Portanto, invariavelmente, a regulamentação evoluirá o conceito de atuação racional e eficiente, com o objetivo de reduzir a litigiosidade, internalizando à esfera administrativa questões em relação às quais, em juízo, não se sustentaria a atuação. No contexto normativo-sistemático, avança-se para além de redução de litigiosidade, mas para impedir o surgimento do litígio.

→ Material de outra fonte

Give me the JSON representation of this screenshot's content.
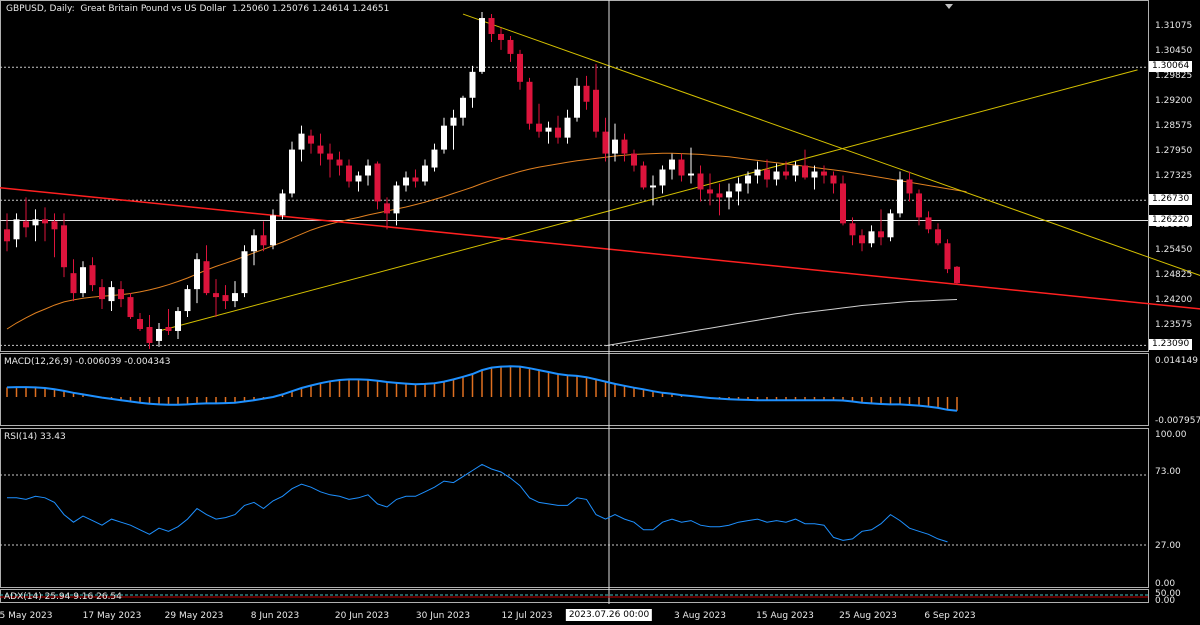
{
  "header": {
    "symbol": "GBPUSD, Daily:",
    "description": "Great Britain Pound vs US Dollar",
    "ohlc": "1.25060 1.25076 1.24614 1.24651"
  },
  "price_axis": {
    "ticks": [
      "1.31075",
      "1.30450",
      "1.29825",
      "1.29200",
      "1.28575",
      "1.27950",
      "1.27325",
      "1.26700",
      "1.26075",
      "1.25450",
      "1.24825",
      "1.24200",
      "1.23575"
    ],
    "boxes": [
      "1.30064",
      "1.26730",
      "1.26220",
      "1.23090"
    ]
  },
  "macd": {
    "label": "MACD(12,26,9) -0.006039 -0.004343",
    "top_tick": "0.014149",
    "bottom_tick": "-0.007957"
  },
  "rsi": {
    "label": "RSI(14) 33.43",
    "ticks": [
      "100.00",
      "73.00",
      "27.00",
      "0.00"
    ]
  },
  "adx": {
    "label": "ADX(14) 25.94 9.16 26.54",
    "ticks": [
      "50.00",
      "0.00"
    ]
  },
  "time_axis": {
    "labels": [
      "5 May 2023",
      "17 May 2023",
      "29 May 2023",
      "8 Jun 2023",
      "20 Jun 2023",
      "30 Jun 2023",
      "12 Jul 2023",
      "3 Aug 2023",
      "15 Aug 2023",
      "25 Aug 2023",
      "6 Sep 2023"
    ],
    "crosshair_time": "2023.07.26 00:00"
  },
  "colors": {
    "bull": "#ffffff",
    "bear": "#dc143c",
    "grid": "#c8c8c8",
    "trend_red": "#ff2020",
    "trend_yellow": "#d4c000",
    "ma_orange": "#e08020",
    "ma_white": "#d0d0d0",
    "indicator_blue": "#1e90ff",
    "histogram": "#e07020"
  },
  "chart_data": {
    "type": "candlestick",
    "candles": [
      {
        "o": 1.26,
        "h": 1.264,
        "l": 1.2545,
        "c": 1.257
      },
      {
        "o": 1.2575,
        "h": 1.264,
        "l": 1.2555,
        "c": 1.2625
      },
      {
        "o": 1.262,
        "h": 1.268,
        "l": 1.258,
        "c": 1.2605
      },
      {
        "o": 1.261,
        "h": 1.265,
        "l": 1.257,
        "c": 1.2625
      },
      {
        "o": 1.2625,
        "h": 1.2655,
        "l": 1.257,
        "c": 1.2615
      },
      {
        "o": 1.262,
        "h": 1.264,
        "l": 1.253,
        "c": 1.26
      },
      {
        "o": 1.261,
        "h": 1.264,
        "l": 1.248,
        "c": 1.2505
      },
      {
        "o": 1.249,
        "h": 1.2525,
        "l": 1.242,
        "c": 1.244
      },
      {
        "o": 1.244,
        "h": 1.252,
        "l": 1.243,
        "c": 1.2505
      },
      {
        "o": 1.251,
        "h": 1.253,
        "l": 1.2445,
        "c": 1.246
      },
      {
        "o": 1.2455,
        "h": 1.2475,
        "l": 1.24,
        "c": 1.2425
      },
      {
        "o": 1.242,
        "h": 1.247,
        "l": 1.2395,
        "c": 1.2455
      },
      {
        "o": 1.245,
        "h": 1.247,
        "l": 1.2405,
        "c": 1.2425
      },
      {
        "o": 1.243,
        "h": 1.244,
        "l": 1.2375,
        "c": 1.238
      },
      {
        "o": 1.2375,
        "h": 1.239,
        "l": 1.2345,
        "c": 1.235
      },
      {
        "o": 1.2355,
        "h": 1.2385,
        "l": 1.23,
        "c": 1.2315
      },
      {
        "o": 1.232,
        "h": 1.2365,
        "l": 1.2305,
        "c": 1.235
      },
      {
        "o": 1.2355,
        "h": 1.24,
        "l": 1.2335,
        "c": 1.2345
      },
      {
        "o": 1.2345,
        "h": 1.2405,
        "l": 1.2325,
        "c": 1.2395
      },
      {
        "o": 1.2395,
        "h": 1.246,
        "l": 1.238,
        "c": 1.245
      },
      {
        "o": 1.245,
        "h": 1.254,
        "l": 1.2415,
        "c": 1.2525
      },
      {
        "o": 1.252,
        "h": 1.256,
        "l": 1.2435,
        "c": 1.244
      },
      {
        "o": 1.244,
        "h": 1.2475,
        "l": 1.238,
        "c": 1.243
      },
      {
        "o": 1.2435,
        "h": 1.246,
        "l": 1.24,
        "c": 1.242
      },
      {
        "o": 1.242,
        "h": 1.247,
        "l": 1.2405,
        "c": 1.244
      },
      {
        "o": 1.244,
        "h": 1.256,
        "l": 1.243,
        "c": 1.2545
      },
      {
        "o": 1.2545,
        "h": 1.26,
        "l": 1.251,
        "c": 1.2585
      },
      {
        "o": 1.2585,
        "h": 1.262,
        "l": 1.2545,
        "c": 1.256
      },
      {
        "o": 1.256,
        "h": 1.265,
        "l": 1.255,
        "c": 1.2635
      },
      {
        "o": 1.2635,
        "h": 1.27,
        "l": 1.2625,
        "c": 1.269
      },
      {
        "o": 1.269,
        "h": 1.282,
        "l": 1.268,
        "c": 1.28
      },
      {
        "o": 1.28,
        "h": 1.286,
        "l": 1.277,
        "c": 1.284
      },
      {
        "o": 1.2835,
        "h": 1.285,
        "l": 1.279,
        "c": 1.2815
      },
      {
        "o": 1.281,
        "h": 1.284,
        "l": 1.276,
        "c": 1.279
      },
      {
        "o": 1.279,
        "h": 1.2815,
        "l": 1.273,
        "c": 1.2775
      },
      {
        "o": 1.2775,
        "h": 1.2795,
        "l": 1.2735,
        "c": 1.276
      },
      {
        "o": 1.276,
        "h": 1.2775,
        "l": 1.2705,
        "c": 1.272
      },
      {
        "o": 1.272,
        "h": 1.2745,
        "l": 1.2695,
        "c": 1.2735
      },
      {
        "o": 1.2735,
        "h": 1.2775,
        "l": 1.271,
        "c": 1.276
      },
      {
        "o": 1.2765,
        "h": 1.277,
        "l": 1.265,
        "c": 1.267
      },
      {
        "o": 1.2665,
        "h": 1.268,
        "l": 1.26,
        "c": 1.264
      },
      {
        "o": 1.264,
        "h": 1.272,
        "l": 1.261,
        "c": 1.271
      },
      {
        "o": 1.271,
        "h": 1.2745,
        "l": 1.2695,
        "c": 1.273
      },
      {
        "o": 1.273,
        "h": 1.275,
        "l": 1.2705,
        "c": 1.272
      },
      {
        "o": 1.272,
        "h": 1.2775,
        "l": 1.271,
        "c": 1.276
      },
      {
        "o": 1.2755,
        "h": 1.2815,
        "l": 1.2745,
        "c": 1.28
      },
      {
        "o": 1.28,
        "h": 1.288,
        "l": 1.279,
        "c": 1.286
      },
      {
        "o": 1.286,
        "h": 1.29,
        "l": 1.28,
        "c": 1.288
      },
      {
        "o": 1.288,
        "h": 1.2935,
        "l": 1.286,
        "c": 1.293
      },
      {
        "o": 1.293,
        "h": 1.301,
        "l": 1.2905,
        "c": 1.2995
      },
      {
        "o": 1.2995,
        "h": 1.3145,
        "l": 1.299,
        "c": 1.313
      },
      {
        "o": 1.313,
        "h": 1.314,
        "l": 1.307,
        "c": 1.309
      },
      {
        "o": 1.309,
        "h": 1.3105,
        "l": 1.305,
        "c": 1.3075
      },
      {
        "o": 1.3075,
        "h": 1.3085,
        "l": 1.302,
        "c": 1.304
      },
      {
        "o": 1.304,
        "h": 1.305,
        "l": 1.295,
        "c": 1.297
      },
      {
        "o": 1.297,
        "h": 1.298,
        "l": 1.285,
        "c": 1.2865
      },
      {
        "o": 1.2865,
        "h": 1.2915,
        "l": 1.283,
        "c": 1.2845
      },
      {
        "o": 1.2845,
        "h": 1.287,
        "l": 1.2815,
        "c": 1.2855
      },
      {
        "o": 1.2855,
        "h": 1.2885,
        "l": 1.2815,
        "c": 1.283
      },
      {
        "o": 1.283,
        "h": 1.29,
        "l": 1.2815,
        "c": 1.288
      },
      {
        "o": 1.288,
        "h": 1.298,
        "l": 1.287,
        "c": 1.296
      },
      {
        "o": 1.296,
        "h": 1.2985,
        "l": 1.29,
        "c": 1.292
      },
      {
        "o": 1.295,
        "h": 1.3015,
        "l": 1.283,
        "c": 1.2845
      },
      {
        "o": 1.2845,
        "h": 1.288,
        "l": 1.277,
        "c": 1.279
      },
      {
        "o": 1.279,
        "h": 1.2865,
        "l": 1.277,
        "c": 1.2825
      },
      {
        "o": 1.2825,
        "h": 1.284,
        "l": 1.277,
        "c": 1.279
      },
      {
        "o": 1.279,
        "h": 1.28,
        "l": 1.2745,
        "c": 1.276
      },
      {
        "o": 1.276,
        "h": 1.277,
        "l": 1.27,
        "c": 1.2705
      },
      {
        "o": 1.2705,
        "h": 1.2735,
        "l": 1.266,
        "c": 1.271
      },
      {
        "o": 1.271,
        "h": 1.276,
        "l": 1.269,
        "c": 1.275
      },
      {
        "o": 1.275,
        "h": 1.279,
        "l": 1.2725,
        "c": 1.2775
      },
      {
        "o": 1.2775,
        "h": 1.279,
        "l": 1.272,
        "c": 1.2735
      },
      {
        "o": 1.2735,
        "h": 1.2805,
        "l": 1.2715,
        "c": 1.274
      },
      {
        "o": 1.274,
        "h": 1.276,
        "l": 1.267,
        "c": 1.27
      },
      {
        "o": 1.27,
        "h": 1.274,
        "l": 1.266,
        "c": 1.269
      },
      {
        "o": 1.269,
        "h": 1.2715,
        "l": 1.2635,
        "c": 1.268
      },
      {
        "o": 1.268,
        "h": 1.2715,
        "l": 1.265,
        "c": 1.2695
      },
      {
        "o": 1.2695,
        "h": 1.273,
        "l": 1.266,
        "c": 1.2715
      },
      {
        "o": 1.2715,
        "h": 1.2745,
        "l": 1.269,
        "c": 1.2735
      },
      {
        "o": 1.2735,
        "h": 1.277,
        "l": 1.2715,
        "c": 1.275
      },
      {
        "o": 1.275,
        "h": 1.2775,
        "l": 1.2705,
        "c": 1.2725
      },
      {
        "o": 1.2725,
        "h": 1.2765,
        "l": 1.271,
        "c": 1.2745
      },
      {
        "o": 1.2745,
        "h": 1.277,
        "l": 1.2725,
        "c": 1.2735
      },
      {
        "o": 1.2735,
        "h": 1.277,
        "l": 1.272,
        "c": 1.276
      },
      {
        "o": 1.276,
        "h": 1.28,
        "l": 1.2725,
        "c": 1.273
      },
      {
        "o": 1.273,
        "h": 1.276,
        "l": 1.27,
        "c": 1.2745
      },
      {
        "o": 1.2745,
        "h": 1.276,
        "l": 1.2715,
        "c": 1.2735
      },
      {
        "o": 1.2735,
        "h": 1.2745,
        "l": 1.269,
        "c": 1.2715
      },
      {
        "o": 1.2715,
        "h": 1.2735,
        "l": 1.261,
        "c": 1.2615
      },
      {
        "o": 1.2615,
        "h": 1.263,
        "l": 1.256,
        "c": 1.2585
      },
      {
        "o": 1.2585,
        "h": 1.26,
        "l": 1.2545,
        "c": 1.2565
      },
      {
        "o": 1.2565,
        "h": 1.261,
        "l": 1.2555,
        "c": 1.2595
      },
      {
        "o": 1.2595,
        "h": 1.265,
        "l": 1.256,
        "c": 1.258
      },
      {
        "o": 1.258,
        "h": 1.265,
        "l": 1.257,
        "c": 1.264
      },
      {
        "o": 1.264,
        "h": 1.2745,
        "l": 1.263,
        "c": 1.2725
      },
      {
        "o": 1.2725,
        "h": 1.2745,
        "l": 1.267,
        "c": 1.269
      },
      {
        "o": 1.269,
        "h": 1.27,
        "l": 1.261,
        "c": 1.263
      },
      {
        "o": 1.263,
        "h": 1.2645,
        "l": 1.259,
        "c": 1.26
      },
      {
        "o": 1.26,
        "h": 1.2615,
        "l": 1.256,
        "c": 1.2565
      },
      {
        "o": 1.2565,
        "h": 1.2575,
        "l": 1.249,
        "c": 1.25
      },
      {
        "o": 1.2506,
        "h": 1.2508,
        "l": 1.2461,
        "c": 1.2465
      }
    ],
    "ma_orange": [
      1.235,
      1.2365,
      1.2378,
      1.239,
      1.24,
      1.241,
      1.2418,
      1.2423,
      1.2427,
      1.243,
      1.2432,
      1.2434,
      1.2436,
      1.2439,
      1.2443,
      1.2448,
      1.2454,
      1.2461,
      1.2469,
      1.2478,
      1.2488,
      1.2498,
      1.2507,
      1.2515,
      1.2523,
      1.2532,
      1.2541,
      1.255,
      1.2559,
      1.2568,
      1.2578,
      1.2588,
      1.2598,
      1.2606,
      1.2613,
      1.2619,
      1.2625,
      1.263,
      1.2636,
      1.2641,
      1.2646,
      1.2651,
      1.2656,
      1.2662,
      1.2668,
      1.2675,
      1.2682,
      1.269,
      1.2698,
      1.2706,
      1.2715,
      1.2723,
      1.2731,
      1.2738,
      1.2745,
      1.2751,
      1.2756,
      1.276,
      1.2764,
      1.2768,
      1.2772,
      1.2775,
      1.2778,
      1.2781,
      1.2784,
      1.2786,
      1.2788,
      1.2789,
      1.279,
      1.2791,
      1.2791,
      1.279,
      1.2789,
      1.2788,
      1.2786,
      1.2784,
      1.2782,
      1.2779,
      1.2776,
      1.2773,
      1.277,
      1.2767,
      1.2764,
      1.2761,
      1.2758,
      1.2755,
      1.2752,
      1.2749,
      1.2746,
      1.2742,
      1.2738,
      1.2734,
      1.273,
      1.2726,
      1.2722,
      1.2718,
      1.2714,
      1.271,
      1.2706,
      1.2702,
      1.2698,
      1.2694
    ],
    "ma_white_start_index": 63,
    "ma_white": [
      1.2308,
      1.2312,
      1.2316,
      1.232,
      1.2324,
      1.2328,
      1.2332,
      1.2336,
      1.234,
      1.2344,
      1.2348,
      1.2352,
      1.2356,
      1.236,
      1.2364,
      1.2368,
      1.2372,
      1.2376,
      1.238,
      1.2384,
      1.2388,
      1.2391,
      1.2394,
      1.2397,
      1.24,
      1.2403,
      1.2406,
      1.2409,
      1.2411,
      1.2413,
      1.2415,
      1.2417,
      1.2419,
      1.242,
      1.2421,
      1.2422,
      1.2423,
      1.2424
    ],
    "trendlines": [
      {
        "name": "red-support",
        "from": {
          "index": -1,
          "price": 1.2705
        },
        "to": {
          "index": 132,
          "price": 1.2385
        }
      },
      {
        "name": "yellow-resistance",
        "from": {
          "index": 48,
          "price": 1.314
        },
        "to": {
          "index": 132,
          "price": 1.243
        }
      },
      {
        "name": "yellow-channel",
        "from": {
          "index": 16,
          "price": 1.2345
        },
        "to": {
          "index": 119,
          "price": 1.3
        }
      }
    ],
    "macd_hist": [
      0.003,
      0.0031,
      0.0031,
      0.003,
      0.0028,
      0.0024,
      0.0019,
      0.0013,
      0.0008,
      0.0003,
      -0.0002,
      -0.0006,
      -0.001,
      -0.0014,
      -0.0018,
      -0.0021,
      -0.0023,
      -0.0024,
      -0.0024,
      -0.0023,
      -0.0021,
      -0.002,
      -0.002,
      -0.0019,
      -0.0018,
      -0.0014,
      -0.001,
      -0.0005,
      0.0,
      0.0008,
      0.0018,
      0.0028,
      0.0036,
      0.0043,
      0.0049,
      0.0053,
      0.0055,
      0.0055,
      0.0054,
      0.0051,
      0.0047,
      0.0044,
      0.0042,
      0.004,
      0.0041,
      0.0043,
      0.0048,
      0.0055,
      0.0063,
      0.0072,
      0.0084,
      0.0092,
      0.0095,
      0.0096,
      0.0095,
      0.009,
      0.0084,
      0.0078,
      0.0072,
      0.0068,
      0.0066,
      0.0062,
      0.0055,
      0.0048,
      0.0041,
      0.0035,
      0.0029,
      0.0024,
      0.0018,
      0.0013,
      0.001,
      0.0006,
      0.0003,
      0.0,
      -0.0003,
      -0.0005,
      -0.0007,
      -0.0008,
      -0.0009,
      -0.001,
      -0.001,
      -0.001,
      -0.001,
      -0.001,
      -0.001,
      -0.001,
      -0.001,
      -0.001,
      -0.0011,
      -0.0014,
      -0.0018,
      -0.002,
      -0.0022,
      -0.0023,
      -0.0023,
      -0.0025,
      -0.0027,
      -0.003,
      -0.0034,
      -0.004,
      -0.0043
    ],
    "macd_signal": [
      0.003,
      0.0031,
      0.0031,
      0.003,
      0.0028,
      0.0024,
      0.0019,
      0.0013,
      0.0008,
      0.0003,
      -0.0002,
      -0.0006,
      -0.001,
      -0.0014,
      -0.0018,
      -0.0021,
      -0.0023,
      -0.0024,
      -0.0024,
      -0.0023,
      -0.0021,
      -0.002,
      -0.002,
      -0.0019,
      -0.0018,
      -0.0014,
      -0.001,
      -0.0005,
      0.0,
      0.0008,
      0.0018,
      0.0028,
      0.0036,
      0.0043,
      0.0049,
      0.0053,
      0.0055,
      0.0055,
      0.0054,
      0.0051,
      0.0047,
      0.0044,
      0.0042,
      0.004,
      0.0041,
      0.0043,
      0.0048,
      0.0055,
      0.0063,
      0.0072,
      0.0084,
      0.0092,
      0.0095,
      0.0096,
      0.0095,
      0.009,
      0.0084,
      0.0078,
      0.0072,
      0.0068,
      0.0066,
      0.0062,
      0.0055,
      0.0048,
      0.0041,
      0.0035,
      0.0029,
      0.0024,
      0.0018,
      0.0013,
      0.001,
      0.0006,
      0.0003,
      0.0,
      -0.0003,
      -0.0005,
      -0.0007,
      -0.0008,
      -0.0009,
      -0.001,
      -0.001,
      -0.001,
      -0.001,
      -0.001,
      -0.001,
      -0.001,
      -0.001,
      -0.001,
      -0.0011,
      -0.0014,
      -0.0018,
      -0.002,
      -0.0022,
      -0.0023,
      -0.0023,
      -0.0025,
      -0.0027,
      -0.003,
      -0.0034,
      -0.004,
      -0.0043
    ],
    "rsi": [
      58,
      58,
      57,
      59,
      58,
      55,
      47,
      42,
      46,
      43,
      40,
      44,
      42,
      40,
      37,
      34,
      38,
      36,
      39,
      44,
      51,
      47,
      44,
      45,
      47,
      53,
      55,
      51,
      56,
      59,
      64,
      67,
      65,
      62,
      60,
      59,
      57,
      58,
      60,
      54,
      52,
      57,
      59,
      59,
      62,
      65,
      69,
      68,
      72,
      76,
      80,
      77,
      75,
      71,
      66,
      58,
      55,
      54,
      53,
      53,
      58,
      57,
      47,
      44,
      47,
      44,
      42,
      37,
      37,
      42,
      44,
      42,
      43,
      40,
      39,
      39,
      40,
      42,
      43,
      44,
      42,
      43,
      42,
      44,
      41,
      41,
      40,
      32,
      30,
      31,
      36,
      37,
      41,
      47,
      43,
      38,
      36,
      34,
      31,
      29
    ]
  }
}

Nesse particular, avanços inegáveis aos contribuintes.
Exemplificadamente, inserida no microssistema que se defende, a medida contribuirá para o ideal de redução da litigiosidade, implicando na desjudicialização da questão relativa ao manejo de medidas cautelares (tal qual concebidas no revogado Código de Processo civil – CPC/73) de antecipação de garantia, importando na internalização, por meio da regulamentação, de que trata o artigo 20-E da Lei 10.522, de 2002, do quanto decidido pelo Superior Tribunal de Justiça no bojo do REsp 1.123.669/RS, submetido ao rito dos recursos repetitivos.
Isso porque, se de fato estamos diante de um conjunto harmonioso e orgânico, bem como se defende a leitura não isolada de parcela de inciso de parágrafo de artigo, e é real a pretensão de mudança do paradigma de relacionamento entre PGFN e contribuinte, outra não pode ser a consequência da regulamentação da averbação pré-executória, atribuindo aos contribuintes que pretendam discutir e garantir o débito meios para fazê-lo, sem se submeter a medida, com finalidade específica. Assim, para além de evitar a averbação, obter-se-á Certidão Positiva com efeitos de Negativa, nos termos do artigo 206 do CTN por imposição do precedente do STJ.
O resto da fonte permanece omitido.